My salary has not kept up with inflation over the last 15 years. The industry I am in, which is not related to tech, has undergone massive consolidation leading to 2-3% raises some years and no raises other years.
Hourly wage for all private sector workers is up +32% since Dec 2019 ($37.54 vs $28.38)[1]. For non-management workers +35% ($32.31 in May 2026 vs $23.85 in Dec 2019)[2].
I'd say almost no one gets a 30%+ increase staying in the same company. There was a short period between 2019 and ~2022 when tech was hiring like crazy and you could just hop from job to job for huge increases every 6 months to a year.
The problem is that is now over, and so wages are back to being suppressed again.

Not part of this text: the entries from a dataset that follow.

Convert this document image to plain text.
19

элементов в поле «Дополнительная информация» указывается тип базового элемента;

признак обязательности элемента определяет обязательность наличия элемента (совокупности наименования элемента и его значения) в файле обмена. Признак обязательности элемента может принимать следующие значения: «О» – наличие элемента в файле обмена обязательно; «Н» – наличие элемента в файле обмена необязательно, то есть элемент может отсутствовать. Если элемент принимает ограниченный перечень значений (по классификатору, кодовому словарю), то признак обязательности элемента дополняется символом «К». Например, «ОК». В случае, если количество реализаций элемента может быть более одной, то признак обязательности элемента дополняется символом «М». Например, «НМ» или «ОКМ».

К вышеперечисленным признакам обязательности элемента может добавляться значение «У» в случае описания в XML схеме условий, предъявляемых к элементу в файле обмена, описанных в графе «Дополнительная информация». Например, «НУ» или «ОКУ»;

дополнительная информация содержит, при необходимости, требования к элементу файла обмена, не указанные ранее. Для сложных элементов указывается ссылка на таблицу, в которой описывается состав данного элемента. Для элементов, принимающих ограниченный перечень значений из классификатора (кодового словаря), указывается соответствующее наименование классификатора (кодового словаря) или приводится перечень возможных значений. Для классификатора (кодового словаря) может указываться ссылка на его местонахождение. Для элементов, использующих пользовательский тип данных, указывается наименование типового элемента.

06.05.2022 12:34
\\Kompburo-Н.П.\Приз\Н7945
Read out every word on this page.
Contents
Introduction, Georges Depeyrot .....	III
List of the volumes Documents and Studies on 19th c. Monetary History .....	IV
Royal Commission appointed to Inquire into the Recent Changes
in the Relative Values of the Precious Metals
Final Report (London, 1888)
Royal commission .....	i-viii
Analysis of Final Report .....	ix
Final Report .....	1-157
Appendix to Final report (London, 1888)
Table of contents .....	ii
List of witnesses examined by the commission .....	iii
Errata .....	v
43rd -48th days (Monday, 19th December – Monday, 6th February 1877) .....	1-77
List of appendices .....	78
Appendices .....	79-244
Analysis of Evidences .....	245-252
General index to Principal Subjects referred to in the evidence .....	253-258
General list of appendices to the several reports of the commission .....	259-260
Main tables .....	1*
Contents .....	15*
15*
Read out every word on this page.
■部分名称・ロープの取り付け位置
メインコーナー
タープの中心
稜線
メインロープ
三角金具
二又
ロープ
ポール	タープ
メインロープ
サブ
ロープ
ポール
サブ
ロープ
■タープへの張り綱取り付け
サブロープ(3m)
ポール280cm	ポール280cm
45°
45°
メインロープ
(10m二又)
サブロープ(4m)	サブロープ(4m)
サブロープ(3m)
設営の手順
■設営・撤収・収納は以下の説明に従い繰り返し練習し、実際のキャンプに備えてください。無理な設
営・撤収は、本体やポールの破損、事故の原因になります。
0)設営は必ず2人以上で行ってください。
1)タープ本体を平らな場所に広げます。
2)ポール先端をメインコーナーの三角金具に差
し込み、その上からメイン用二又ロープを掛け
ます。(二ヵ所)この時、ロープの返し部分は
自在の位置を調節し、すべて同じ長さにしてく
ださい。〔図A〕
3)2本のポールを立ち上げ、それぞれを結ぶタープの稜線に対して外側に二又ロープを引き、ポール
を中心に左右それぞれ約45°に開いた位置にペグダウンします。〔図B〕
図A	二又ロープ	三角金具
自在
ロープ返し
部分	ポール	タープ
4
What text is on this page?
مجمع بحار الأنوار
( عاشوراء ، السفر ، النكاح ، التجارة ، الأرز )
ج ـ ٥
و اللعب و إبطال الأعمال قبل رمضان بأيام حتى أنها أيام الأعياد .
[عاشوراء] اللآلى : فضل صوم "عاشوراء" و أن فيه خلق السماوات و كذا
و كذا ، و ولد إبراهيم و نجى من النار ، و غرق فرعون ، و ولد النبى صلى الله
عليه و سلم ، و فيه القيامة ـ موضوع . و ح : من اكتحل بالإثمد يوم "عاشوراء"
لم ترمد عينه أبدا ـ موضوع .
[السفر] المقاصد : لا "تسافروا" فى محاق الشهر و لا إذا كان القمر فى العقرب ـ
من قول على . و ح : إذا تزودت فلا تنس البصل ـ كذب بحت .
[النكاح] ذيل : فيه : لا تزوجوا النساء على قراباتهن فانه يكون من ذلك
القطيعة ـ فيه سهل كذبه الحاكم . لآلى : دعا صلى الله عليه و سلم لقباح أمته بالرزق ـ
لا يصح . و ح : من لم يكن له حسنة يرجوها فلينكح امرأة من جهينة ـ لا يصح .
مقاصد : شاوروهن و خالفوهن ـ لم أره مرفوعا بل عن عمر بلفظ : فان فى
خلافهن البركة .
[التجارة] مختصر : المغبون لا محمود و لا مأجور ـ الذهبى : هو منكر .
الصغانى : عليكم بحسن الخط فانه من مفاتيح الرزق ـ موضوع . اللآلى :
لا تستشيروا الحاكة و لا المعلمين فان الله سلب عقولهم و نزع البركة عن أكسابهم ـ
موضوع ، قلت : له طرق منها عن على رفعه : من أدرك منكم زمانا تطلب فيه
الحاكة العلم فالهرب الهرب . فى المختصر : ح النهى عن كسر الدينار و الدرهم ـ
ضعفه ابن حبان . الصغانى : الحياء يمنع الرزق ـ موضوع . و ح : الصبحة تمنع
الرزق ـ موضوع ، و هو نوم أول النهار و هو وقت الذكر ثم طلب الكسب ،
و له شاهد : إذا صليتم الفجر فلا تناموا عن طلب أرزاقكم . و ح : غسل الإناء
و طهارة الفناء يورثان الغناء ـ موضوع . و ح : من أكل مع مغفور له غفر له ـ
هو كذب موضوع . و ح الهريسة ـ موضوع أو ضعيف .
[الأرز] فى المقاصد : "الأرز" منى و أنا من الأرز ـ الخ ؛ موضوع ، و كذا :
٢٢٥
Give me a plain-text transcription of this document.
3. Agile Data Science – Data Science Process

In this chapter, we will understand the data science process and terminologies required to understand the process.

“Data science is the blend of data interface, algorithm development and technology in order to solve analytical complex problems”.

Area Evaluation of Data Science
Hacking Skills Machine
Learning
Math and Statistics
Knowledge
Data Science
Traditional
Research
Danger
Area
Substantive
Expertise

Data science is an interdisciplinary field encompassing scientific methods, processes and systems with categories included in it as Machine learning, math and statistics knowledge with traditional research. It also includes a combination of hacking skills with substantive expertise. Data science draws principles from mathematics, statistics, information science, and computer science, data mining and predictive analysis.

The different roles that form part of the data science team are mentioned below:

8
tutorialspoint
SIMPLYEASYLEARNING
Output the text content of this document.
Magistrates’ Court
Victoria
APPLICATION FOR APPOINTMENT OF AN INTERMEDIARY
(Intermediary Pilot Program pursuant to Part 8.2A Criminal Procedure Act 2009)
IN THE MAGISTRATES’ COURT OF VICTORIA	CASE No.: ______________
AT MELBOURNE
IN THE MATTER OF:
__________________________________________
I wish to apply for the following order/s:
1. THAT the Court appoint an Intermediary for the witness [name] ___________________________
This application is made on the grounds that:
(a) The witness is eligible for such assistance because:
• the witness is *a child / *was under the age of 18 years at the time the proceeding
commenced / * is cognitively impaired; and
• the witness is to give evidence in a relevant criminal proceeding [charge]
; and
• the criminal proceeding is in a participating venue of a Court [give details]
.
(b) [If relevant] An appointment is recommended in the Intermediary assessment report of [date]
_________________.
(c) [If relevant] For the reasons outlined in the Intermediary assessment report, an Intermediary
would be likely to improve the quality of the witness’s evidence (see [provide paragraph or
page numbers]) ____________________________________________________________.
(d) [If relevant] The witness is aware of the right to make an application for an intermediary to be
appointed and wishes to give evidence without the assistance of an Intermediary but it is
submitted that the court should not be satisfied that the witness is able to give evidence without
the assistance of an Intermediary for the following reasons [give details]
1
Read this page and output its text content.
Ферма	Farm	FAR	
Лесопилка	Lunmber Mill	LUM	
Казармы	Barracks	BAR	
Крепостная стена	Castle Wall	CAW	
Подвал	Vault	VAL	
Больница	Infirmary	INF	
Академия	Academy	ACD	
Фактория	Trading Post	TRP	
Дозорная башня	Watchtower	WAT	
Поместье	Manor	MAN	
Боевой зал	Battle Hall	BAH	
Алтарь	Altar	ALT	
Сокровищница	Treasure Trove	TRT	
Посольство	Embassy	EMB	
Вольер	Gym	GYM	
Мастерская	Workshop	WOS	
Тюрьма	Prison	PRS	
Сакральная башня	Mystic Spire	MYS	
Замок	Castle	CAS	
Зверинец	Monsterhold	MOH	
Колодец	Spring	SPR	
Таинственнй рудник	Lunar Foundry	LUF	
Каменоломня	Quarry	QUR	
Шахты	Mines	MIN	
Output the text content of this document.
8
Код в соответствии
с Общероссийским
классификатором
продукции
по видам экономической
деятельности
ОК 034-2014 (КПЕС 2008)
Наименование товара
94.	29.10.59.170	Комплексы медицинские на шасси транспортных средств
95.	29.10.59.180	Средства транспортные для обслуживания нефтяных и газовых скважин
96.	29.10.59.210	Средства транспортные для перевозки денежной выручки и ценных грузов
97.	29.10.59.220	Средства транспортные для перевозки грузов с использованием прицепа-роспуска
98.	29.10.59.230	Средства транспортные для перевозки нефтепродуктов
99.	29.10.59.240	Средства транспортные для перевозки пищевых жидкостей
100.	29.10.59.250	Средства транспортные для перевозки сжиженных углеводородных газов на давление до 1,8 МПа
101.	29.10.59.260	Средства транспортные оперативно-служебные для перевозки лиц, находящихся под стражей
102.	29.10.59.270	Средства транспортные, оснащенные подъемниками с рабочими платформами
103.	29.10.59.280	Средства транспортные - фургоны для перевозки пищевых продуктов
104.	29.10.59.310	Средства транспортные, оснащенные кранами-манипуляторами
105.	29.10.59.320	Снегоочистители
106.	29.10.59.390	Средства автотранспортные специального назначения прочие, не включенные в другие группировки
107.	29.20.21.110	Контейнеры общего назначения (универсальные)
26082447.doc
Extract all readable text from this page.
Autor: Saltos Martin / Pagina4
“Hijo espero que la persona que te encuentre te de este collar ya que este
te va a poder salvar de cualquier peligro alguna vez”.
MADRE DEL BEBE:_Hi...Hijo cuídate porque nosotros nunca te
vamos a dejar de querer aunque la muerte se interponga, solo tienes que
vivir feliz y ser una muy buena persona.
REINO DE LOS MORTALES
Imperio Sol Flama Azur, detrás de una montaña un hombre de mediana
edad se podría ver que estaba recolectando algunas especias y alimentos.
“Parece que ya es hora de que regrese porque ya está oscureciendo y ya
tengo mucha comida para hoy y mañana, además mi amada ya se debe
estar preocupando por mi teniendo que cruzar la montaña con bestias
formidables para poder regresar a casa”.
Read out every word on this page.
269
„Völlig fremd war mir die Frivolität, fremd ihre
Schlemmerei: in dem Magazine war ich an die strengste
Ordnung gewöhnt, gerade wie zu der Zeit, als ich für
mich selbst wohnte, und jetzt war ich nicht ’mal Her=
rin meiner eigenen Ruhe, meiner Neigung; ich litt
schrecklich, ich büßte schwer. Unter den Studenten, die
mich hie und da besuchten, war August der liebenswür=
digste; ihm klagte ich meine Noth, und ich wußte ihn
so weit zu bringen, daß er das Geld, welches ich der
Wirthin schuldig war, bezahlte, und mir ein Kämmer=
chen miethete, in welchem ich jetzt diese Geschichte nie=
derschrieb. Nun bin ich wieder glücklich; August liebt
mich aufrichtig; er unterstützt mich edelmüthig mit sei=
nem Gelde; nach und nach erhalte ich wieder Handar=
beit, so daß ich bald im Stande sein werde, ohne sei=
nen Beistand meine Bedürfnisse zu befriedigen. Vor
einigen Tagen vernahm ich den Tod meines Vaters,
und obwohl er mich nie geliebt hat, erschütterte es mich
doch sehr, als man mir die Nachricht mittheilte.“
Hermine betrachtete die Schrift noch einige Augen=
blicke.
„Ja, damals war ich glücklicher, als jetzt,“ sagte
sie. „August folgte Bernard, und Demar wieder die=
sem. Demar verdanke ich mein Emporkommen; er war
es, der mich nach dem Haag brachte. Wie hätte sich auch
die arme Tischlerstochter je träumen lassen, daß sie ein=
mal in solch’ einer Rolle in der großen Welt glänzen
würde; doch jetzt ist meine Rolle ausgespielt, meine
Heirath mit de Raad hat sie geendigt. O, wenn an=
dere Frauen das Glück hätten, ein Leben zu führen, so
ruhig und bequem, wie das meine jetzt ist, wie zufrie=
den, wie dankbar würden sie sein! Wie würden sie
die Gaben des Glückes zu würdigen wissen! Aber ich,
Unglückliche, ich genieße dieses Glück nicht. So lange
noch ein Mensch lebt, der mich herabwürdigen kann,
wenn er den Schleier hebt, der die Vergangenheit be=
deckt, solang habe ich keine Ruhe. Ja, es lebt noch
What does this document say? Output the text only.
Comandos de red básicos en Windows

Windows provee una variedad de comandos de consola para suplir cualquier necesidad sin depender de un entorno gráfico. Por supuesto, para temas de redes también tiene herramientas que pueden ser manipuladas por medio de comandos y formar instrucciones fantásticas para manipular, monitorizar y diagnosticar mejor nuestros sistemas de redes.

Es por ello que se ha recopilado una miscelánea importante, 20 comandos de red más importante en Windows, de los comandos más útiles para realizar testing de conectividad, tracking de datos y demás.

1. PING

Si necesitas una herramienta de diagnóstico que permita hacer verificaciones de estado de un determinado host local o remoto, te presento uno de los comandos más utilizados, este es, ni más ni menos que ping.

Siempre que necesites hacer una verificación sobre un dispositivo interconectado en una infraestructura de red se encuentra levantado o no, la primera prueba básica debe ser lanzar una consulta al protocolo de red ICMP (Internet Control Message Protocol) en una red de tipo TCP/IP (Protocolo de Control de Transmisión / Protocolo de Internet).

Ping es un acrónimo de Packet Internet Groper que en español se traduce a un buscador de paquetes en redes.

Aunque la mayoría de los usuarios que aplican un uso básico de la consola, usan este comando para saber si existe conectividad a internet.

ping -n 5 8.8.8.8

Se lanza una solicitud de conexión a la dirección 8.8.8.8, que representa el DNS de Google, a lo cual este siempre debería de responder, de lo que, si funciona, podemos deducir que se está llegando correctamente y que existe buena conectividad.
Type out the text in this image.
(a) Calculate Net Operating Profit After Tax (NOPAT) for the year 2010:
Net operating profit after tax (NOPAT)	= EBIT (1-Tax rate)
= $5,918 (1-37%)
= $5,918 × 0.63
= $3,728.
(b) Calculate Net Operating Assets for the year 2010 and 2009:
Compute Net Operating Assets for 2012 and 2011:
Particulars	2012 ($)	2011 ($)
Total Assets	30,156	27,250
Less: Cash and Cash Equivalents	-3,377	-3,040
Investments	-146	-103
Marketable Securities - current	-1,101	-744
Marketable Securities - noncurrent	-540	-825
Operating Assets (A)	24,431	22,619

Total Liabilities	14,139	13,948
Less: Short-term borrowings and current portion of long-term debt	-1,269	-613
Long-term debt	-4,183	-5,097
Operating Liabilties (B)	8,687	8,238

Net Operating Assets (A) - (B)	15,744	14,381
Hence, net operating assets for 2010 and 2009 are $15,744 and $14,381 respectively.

The only thing I want to spend a bunch of extra money on is a nice property and making twice the money would not get me there in what I consider a reasonable amount of time. I'm also not interested in going on an extra two fancy vacations per year or a nicer car. I'm plenty content to read, cook, learn, and enjoy the arts.
If the first 1x covers all your spending, what else are you going do with the other 1x? Invest it in even more investments to produce more income that you already cannot spend? That turns into what is essentially working for free. Why bother?
That turns into working hard so you or your descendants can eventually own the world. Jeff Bezos did it. Elon Musk did it. Bill Gates did it. If any of today's billionaires stopped when they had enough money, we wouldn't be talking about them.
Except all of the above settled for 1x, quitting their jobs (where they had one) to pursue their personal dreams. It so happens that their dreams also turned into something valuable, but that's secondary. They would have never been able to seek out their dream or turn that dream into something valuable had they accepted 2x.
The logical point here doesn't make much sense to me otherwise.